Explain with math why you should choose a "letter of the day" to guess on a MC test. I have often heard it said that if you are taking a multiple choice test and you have a block of problems you cant get to you should choose a random letter and fill it in for all choices.
I understand this, and it makes a lot of logical sense. After all if you choose random ones to fill in for the rest you could find yourself getting each one wrong, whereas there is likely to be at least one "c" in the section.
Still, something doesn't seem right about this logic sense tests have random answers. Personally I think that is possible that if the actual answers are chosen arbitrarily then it doesn't matter how you guess. While on some test you might get lucky and there might be a lot of c's on others there may not be any in the area you are guessing. 
I think that the designation of an answer as "A" or "B" or "C" (etc) no longer matters if the key is created randomly, and you have no context with witch to guess which one is write. Essentially on a scantron the answer choices could be "ABCD" on one line and "ADCB" on another line. Without knowing the answers you would have the same chance of getting some more right if you bubbled every "c" as if you chose every answer that was one from the right on the scantron.
Let's make the following assumptions.


*

*The test maker randomly decided the answer to every question, although some answers may come up more than others this was not purposeful.

*There is only one correct answer to each question.

*No context is given to the answers. You have no way of eliminating incorrect ones, or figuring out which one is most likely.

*You are not guessing on all of the answers, only a few. However in your guessing you are not taking into consideration how many of each answer choice have come up before.
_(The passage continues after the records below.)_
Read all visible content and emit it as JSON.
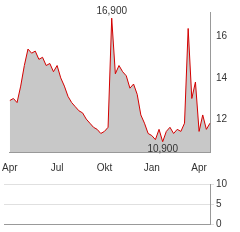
{
  "chart_data": [
    {
      "type": "line",
      "categories": [
        "Apr",
        null,
        null,
        null,
        null,
        null,
        null,
        null,
        null,
        null,
        null,
        null,
        null,
        "Jul",
        null,
        null,
        null,
        null,
        null,
        null,
        null,
        null,
        null,
        null,
        null,
        null,
        "Okt",
        null,
        null,
        null,
        null,
        null,
        null,
        null,
        null,
        null,
        null,
        null,
        null,
        "Jan",
        null,
        null,
        null,
        null,
        null,
        null,
        null,
        null,
        null,
        null,
        null,
        null,
        "Apr",
        null,
        null,
        null
      ],
      "values": [
        12.9,
        13.0,
        12.8,
        13.6,
        14.6,
        15.4,
        15.2,
        15.3,
        14.9,
        15.0,
        14.6,
        14.7,
        14.3,
        14.6,
        14.0,
        13.6,
        13.1,
        12.8,
        12.6,
        12.4,
        12.3,
        12.0,
        11.8,
        11.6,
        11.5,
        11.3,
        11.4,
        11.6,
        16.9,
        14.2,
        14.6,
        14.3,
        14.1,
        13.5,
        13.7,
        13.2,
        12.2,
        11.8,
        11.3,
        11.2,
        11.0,
        11.5,
        10.9,
        11.4,
        11.6,
        11.3,
        11.5,
        11.4,
        11.8,
        16.4,
        13.0,
        13.8,
        11.4,
        12.2,
        11.5,
        11.8
      ],
      "color": "#d40000",
      "ylim": [
        10.4,
        17.2
      ],
      "yticks": [
        12,
        14,
        16
      ],
      "grid": false,
      "annotations": [
        {
          "label": "16,900",
          "value": 16.9
        },
        {
          "label": "10,900",
          "value": 10.9
        }
      ]
    },
    {
      "type": "bar",
      "categories": [
        "Apr",
        null,
        null,
        null,
        null,
        null,
        null,
        null,
        null,
        null,
        null,
        null,
        null,
        "Jul",
        null,
        null,
        null,
        null,
        null,
        null,
        null,
        null,
        null,
        null,
        null,
        null,
        "Okt",
        null,
        null,
        null,
        null,
        null,
        null,
        null,
        null,
        null,
        null,
        null,
        null,
        "Jan",
        null,
        null,
        null,
        null,
        null,
        null,
        null,
        null,
        null,
        null,
        null,
        null,
        "Apr",
        null,
        null,
        null
      ],
      "values": [
        0,
        0,
        0,
        0,
        0,
        0,
        0,
        0,
        0,
        0,
        0,
        0,
        0,
        0,
        0,
        0,
        0,
        0,
        0,
        0,
        0,
        0,
        0,
        0,
        0,
        0,
        0,
        0,
        0,
        0,
        0,
        0,
        0,
        0,
        0,
        0,
        0,
        0,
        0,
        0,
        0,
        0,
        0,
        0,
        0,
        0,
        0,
        0,
        0,
        0,
        0,
        0,
        0,
        0,
        0,
        0
      ],
      "color": "#9a9a9a",
      "ylim": [
        0,
        10
      ],
      "yticks": [
        0,
        5,
        10
      ],
      "grid": true,
      "tick_labels": "y"
    }
  ]
}
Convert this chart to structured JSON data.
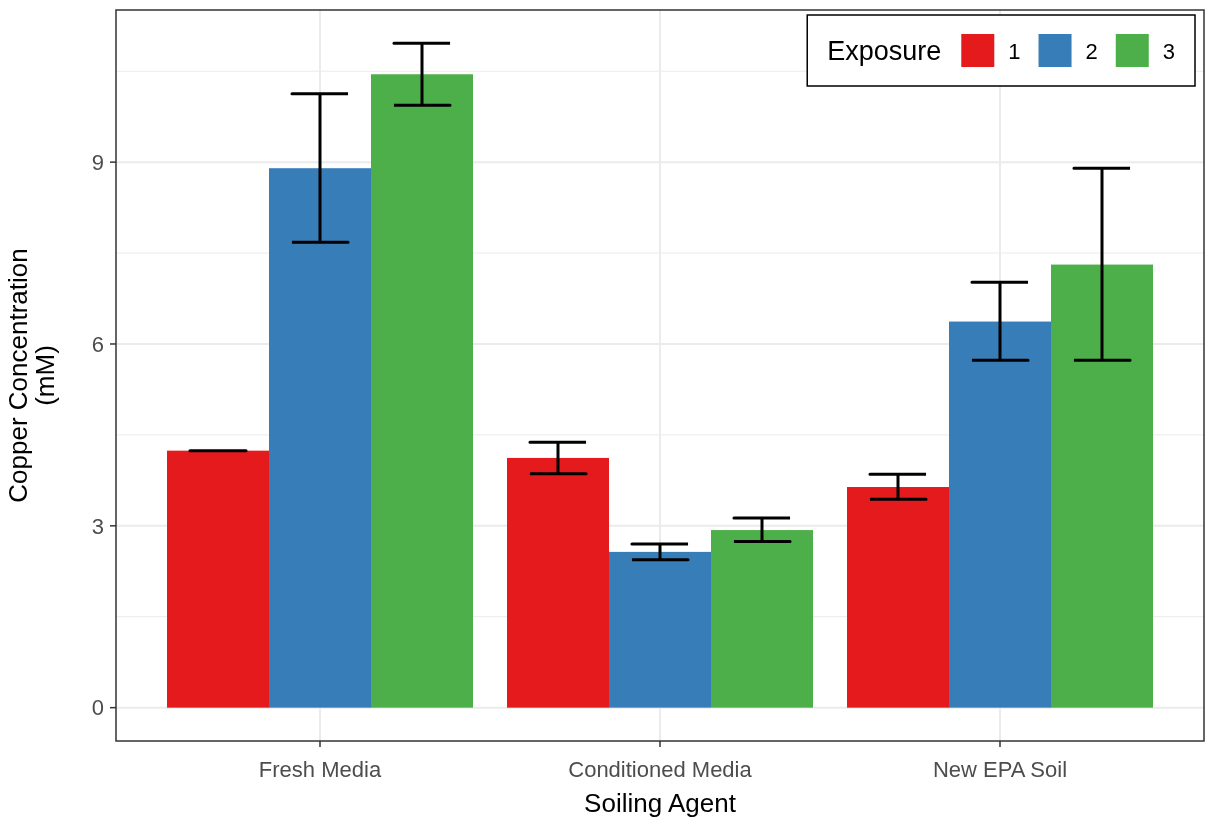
{
  "chart_data": {
    "type": "bar",
    "xlabel": "Soiling Agent",
    "ylabel": "Copper Concentration\n(mM)",
    "legend_title": "Exposure",
    "legend": "top right",
    "grid": true,
    "categories": [
      "Fresh Media",
      "Conditioned Media",
      "New EPA Soil"
    ],
    "ylim": [
      -0.55,
      11.51
    ],
    "yticks": [
      0,
      3,
      6,
      9
    ],
    "series": [
      {
        "name": "1",
        "color": "#e41a1c",
        "values": [
          4.24,
          4.12,
          3.64
        ],
        "errors": [
          0,
          [
            3.86,
            4.38
          ],
          [
            3.44,
            3.85
          ]
        ]
      },
      {
        "name": "2",
        "color": "#377eb8",
        "values": [
          8.9,
          2.57,
          6.37
        ],
        "errors": [
          [
            7.68,
            10.13
          ],
          [
            2.44,
            2.7
          ],
          [
            5.73,
            7.02
          ]
        ]
      },
      {
        "name": "3",
        "color": "#4daf4a",
        "values": [
          10.45,
          2.93,
          7.31
        ],
        "errors": [
          [
            9.94,
            10.96
          ],
          [
            2.74,
            3.13
          ],
          [
            5.73,
            8.9
          ]
        ]
      }
    ]
  }
}
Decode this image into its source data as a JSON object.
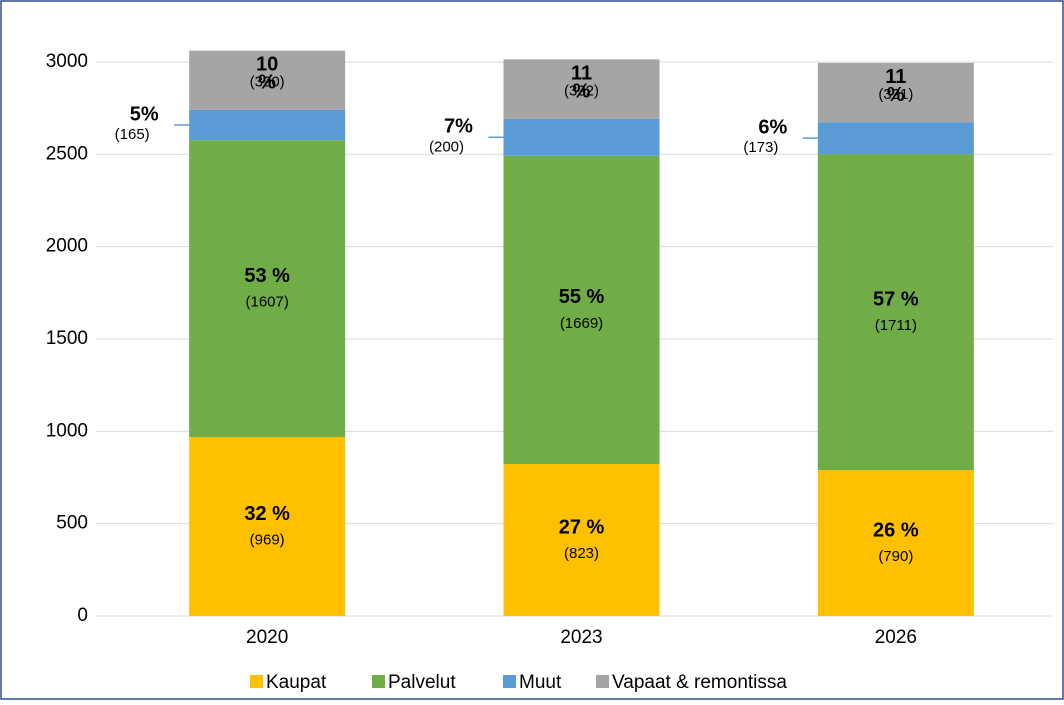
{
  "chart_data": {
    "type": "stacked_bar",
    "categories": [
      "2020",
      "2023",
      "2026"
    ],
    "series": [
      {
        "name": "Kaupat",
        "color": "#ffc000",
        "values": [
          969,
          823,
          790
        ],
        "value_labels": [
          "(969)",
          "(823)",
          "(790)"
        ],
        "percentages": [
          32,
          27,
          26
        ],
        "percentage_labels": [
          "32 %",
          "27 %",
          "26 %"
        ]
      },
      {
        "name": "Palvelut",
        "color": "#70ad47",
        "values": [
          1607,
          1669,
          1711
        ],
        "value_labels": [
          "(1607)",
          "(1669)",
          "(1711)"
        ],
        "percentages": [
          53,
          55,
          57
        ],
        "percentage_labels": [
          "53 %",
          "55 %",
          "57 %"
        ]
      },
      {
        "name": "Muut",
        "color": "#5b9bd5",
        "values": [
          165,
          200,
          173
        ],
        "value_labels": [
          "(165)",
          "(200)",
          "(173)"
        ],
        "percentages": [
          5,
          7,
          6
        ],
        "percentage_labels": [
          "5%",
          "7%",
          "6%"
        ]
      },
      {
        "name": "Vapaat & remontissa",
        "color": "#a5a5a5",
        "values": [
          320,
          322,
          321
        ],
        "value_labels": [
          "(320)",
          "(322)",
          "(321)"
        ],
        "percentages": [
          10,
          11,
          11
        ],
        "percentage_labels": [
          "10 %",
          "11 %",
          "11 %"
        ]
      }
    ],
    "ylim": [
      0,
      3200
    ],
    "yticks": [
      0,
      500,
      1000,
      1500,
      2000,
      2500,
      3000
    ],
    "grid": true,
    "legend": "bottom"
  }
}
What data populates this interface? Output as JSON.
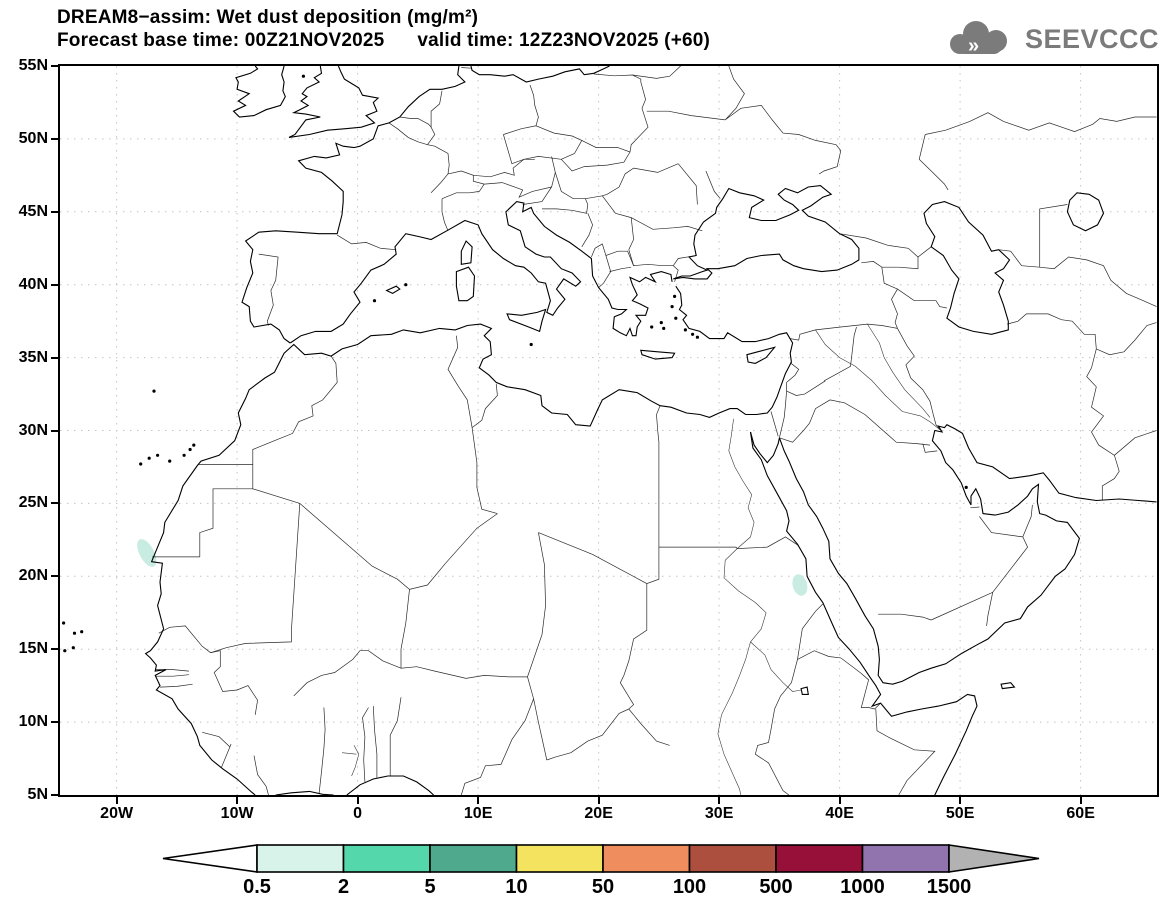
{
  "header": {
    "title": "DREAM8−assim: Wet dust deposition (mg/m²)",
    "subtitle": "Forecast base time: 00Z21NOV2025      valid time: 12Z23NOV2025 (+60)",
    "forecast_base_time": "00Z21NOV2025",
    "valid_time": "12Z23NOV2025",
    "lead_time": "+60"
  },
  "logo": {
    "text": "SEEVCCC",
    "color": "#7b7b7b"
  },
  "axes": {
    "lat_labels": [
      "55N",
      "50N",
      "45N",
      "40N",
      "35N",
      "30N",
      "25N",
      "20N",
      "15N",
      "10N",
      "5N"
    ],
    "lon_labels": [
      "20W",
      "10W",
      "0",
      "10E",
      "20E",
      "30E",
      "40E",
      "50E",
      "60E"
    ]
  },
  "colorbar": {
    "labels": [
      "0.5",
      "2",
      "5",
      "10",
      "50",
      "100",
      "500",
      "1000",
      "1500"
    ],
    "colors": [
      "#d7f3ea",
      "#55d7ac",
      "#4fa98c",
      "#f3e35f",
      "#f08d5e",
      "#ad4f3e",
      "#97103a",
      "#9173ae"
    ],
    "left_arrow_color": "#ffffff",
    "right_arrow_color": "#b2b2b2",
    "outline_color": "#000000"
  },
  "chart_data": {
    "type": "map-contour",
    "title": "DREAM8-assim: Wet dust deposition (mg/m²)",
    "units": "mg/m²",
    "model": "DREAM8-assim",
    "forecast_base_time": "00Z21NOV2025",
    "valid_time": "12Z23NOV2025 (+60)",
    "lon_range": [
      -24.7,
      66.3
    ],
    "lat_range": [
      5,
      55
    ],
    "lon_ticks_deg": [
      -20,
      -10,
      0,
      10,
      20,
      30,
      40,
      50,
      60
    ],
    "lat_ticks_deg": [
      55,
      50,
      45,
      40,
      35,
      30,
      25,
      20,
      15,
      10,
      5
    ],
    "levels": [
      0.5,
      2,
      5,
      10,
      50,
      100,
      500,
      1000,
      1500
    ],
    "grid": true,
    "deposition_areas": [
      {
        "lon": -17.5,
        "lat": 21.6,
        "extent_lon_deg": 1.2,
        "extent_lat_deg": 2.1,
        "rotation_deg": -28,
        "value_range": [
          0.5,
          2
        ],
        "color": "#c8ebe2",
        "location": "Atlantic coast near Mauritania / Western Sahara border"
      },
      {
        "lon": 36.7,
        "lat": 19.4,
        "extent_lon_deg": 1.2,
        "extent_lat_deg": 1.5,
        "rotation_deg": -15,
        "value_range": [
          0.5,
          2
        ],
        "color": "#c8ebe2",
        "location": "NE Sudan near Red Sea coast"
      }
    ]
  }
}
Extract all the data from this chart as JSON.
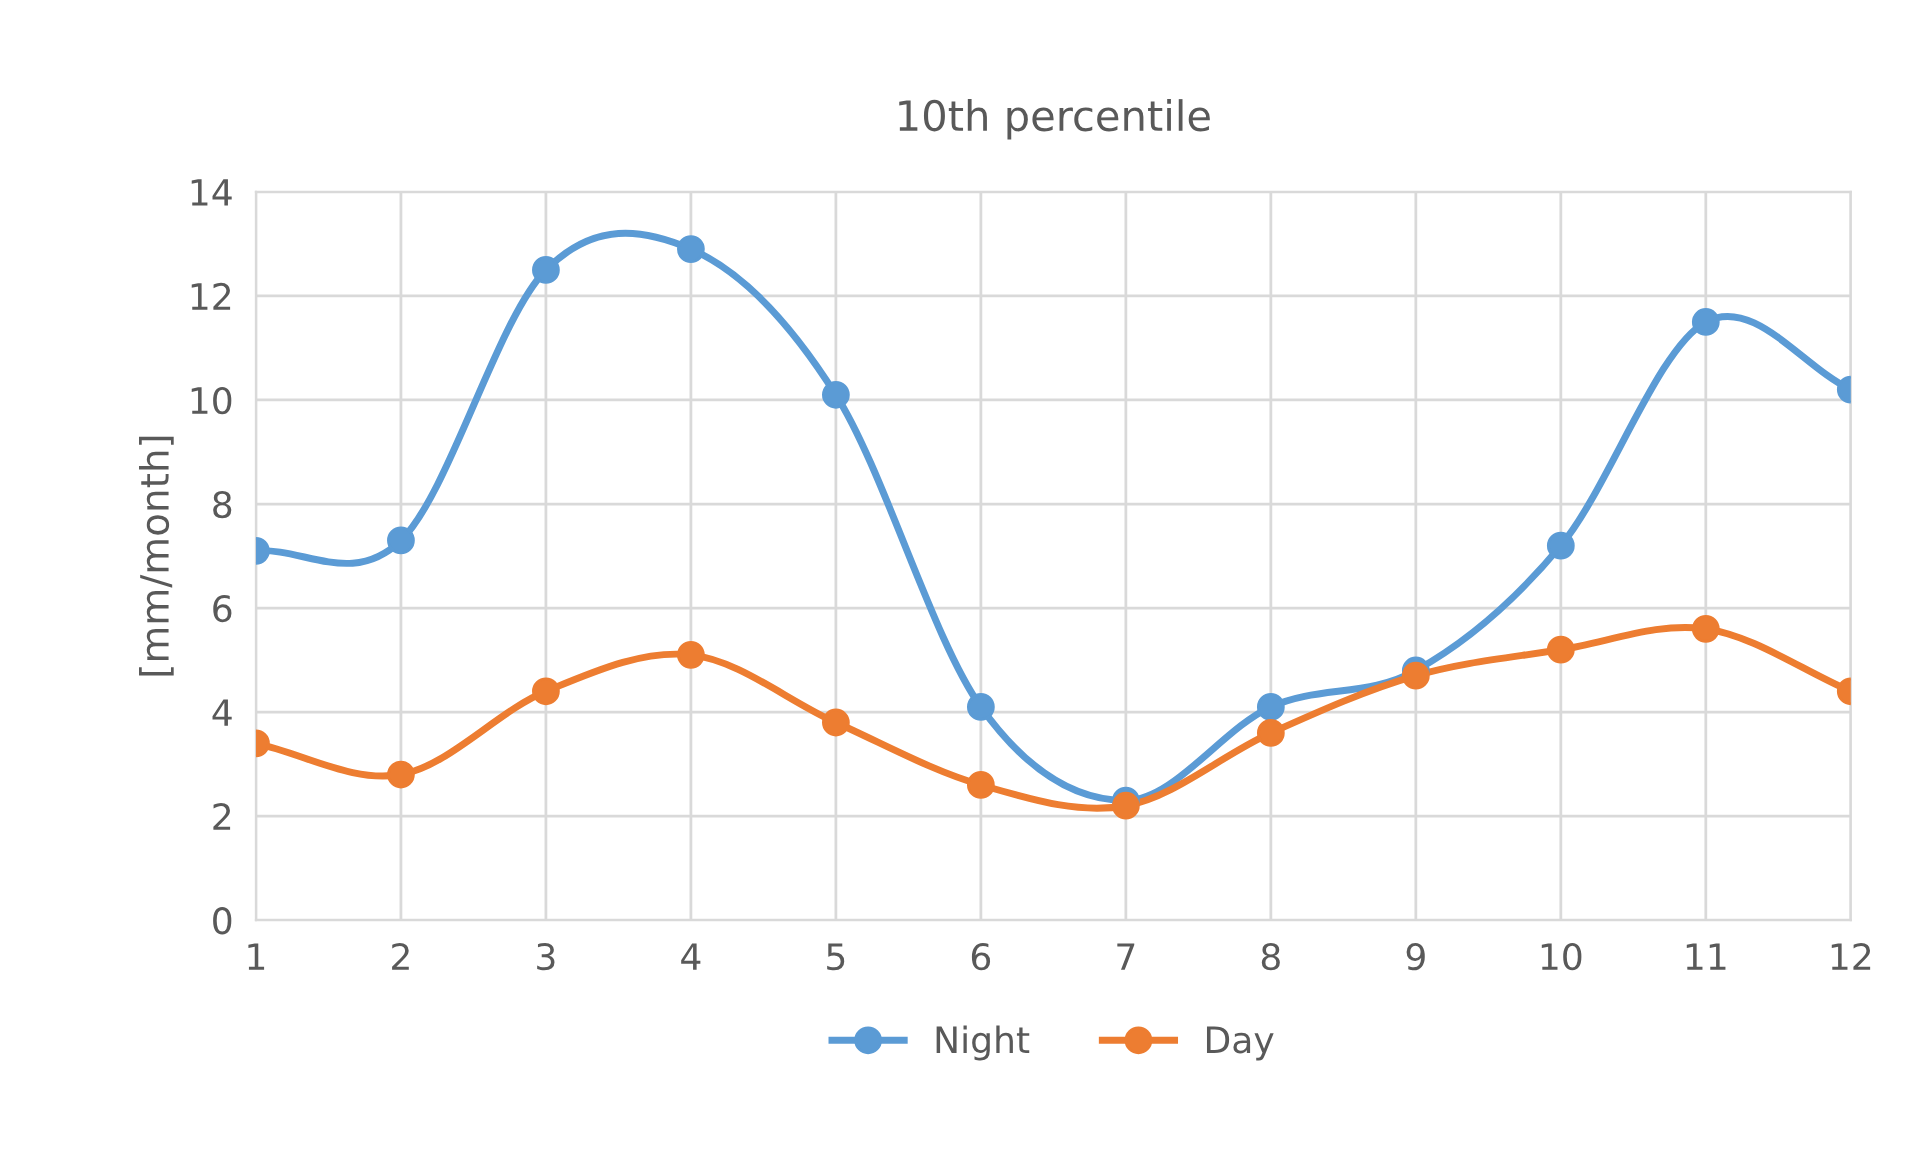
{
  "chart_data": {
    "type": "line",
    "title": "10th percentile",
    "ylabel": "[mm/month]",
    "x": [
      1,
      2,
      3,
      4,
      5,
      6,
      7,
      8,
      9,
      10,
      11,
      12
    ],
    "series": [
      {
        "name": "Night",
        "color": "#5b9bd5",
        "values": [
          7.1,
          7.3,
          12.5,
          12.9,
          10.1,
          4.1,
          2.3,
          4.1,
          4.8,
          7.2,
          11.5,
          10.2
        ]
      },
      {
        "name": "Day",
        "color": "#ed7d31",
        "values": [
          3.4,
          2.8,
          4.4,
          5.1,
          3.8,
          2.6,
          2.2,
          3.6,
          4.7,
          5.2,
          5.6,
          4.4
        ]
      }
    ],
    "xlim": [
      1,
      12
    ],
    "xticks": [
      1,
      2,
      3,
      4,
      5,
      6,
      7,
      8,
      9,
      10,
      11,
      12
    ],
    "ylim": [
      0,
      14
    ],
    "yticks": [
      0,
      2,
      4,
      6,
      8,
      10,
      12,
      14
    ],
    "grid": true,
    "legend": "bottom",
    "marker": "circle",
    "line_style": "solid"
  }
}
And we have the two strategies:


*

*Choose a letter, and stick with it for every answer you don't know.

*Choose answers randomly if you don't know.


Which strategy is the better one, or are they both equal? Does one get better then the other if you are guessing for a larger percentage of the test?
If you can prove this with math or a mathematical/probability theorem that would be preferable.
 A: This depends on the test-maker's method of assigning letters to correct answers:
Consider first a test-maker that assigns letters to correct answers randomly with uniform probability (e.g. abcd each has 25% chance of being correct answer for each question, and these odds are independent of the correct choices for other questions).
In this case, randomly picking answers with uniform probability is no different than picking a 'letter of the day'. With either strategy your expectation and variance will be the same (25% chance, could get anywhere from 0% to 100%). This is because the letter choices are independent and have uniform probabilities.
Now consider instead a test-maker who (in say a 20 question test), chooses 5 copies of each letter and assigns them randomly to the 20 questions (so each letter appears 5 times in the answers, but which letter is correct for a given question is still 25% any of a, b, c, or d. In this case, the 'letter of the day' strategy is better, moreso, the more problems you our guessing on. At the extreme case, if you were guessing on every question, then you would guarantee yourself a score of 25% (!) (no variance at all)
The key thing that makes it so you can't do better (or worse guessing) than random guesses is that the probabilities are uniform and independent. Meaning that each letter has the same chance of being the correct answer to the question and the correct answers to other question do not influence the conditional probabilities of what the correct answer to the question being considered are (this is what independence means in this context).
A: Both methods are equal. One of your assumptions is that the answer to each question is slected randomly and independantly from the answers to the others. Hence, what you choose on question $33$ only affects the outcome on question $33$. Since every choice is equally likely in question $33$ it doesn't matter what you choose.
The argument that at least one answer must be $c$ can be applied to any sequence of selections, if there are say, $20$ questions the odds you get all of them wrong when answering randomly is $(\frac{3}{4})^{20}$ which is less than one in a hundred.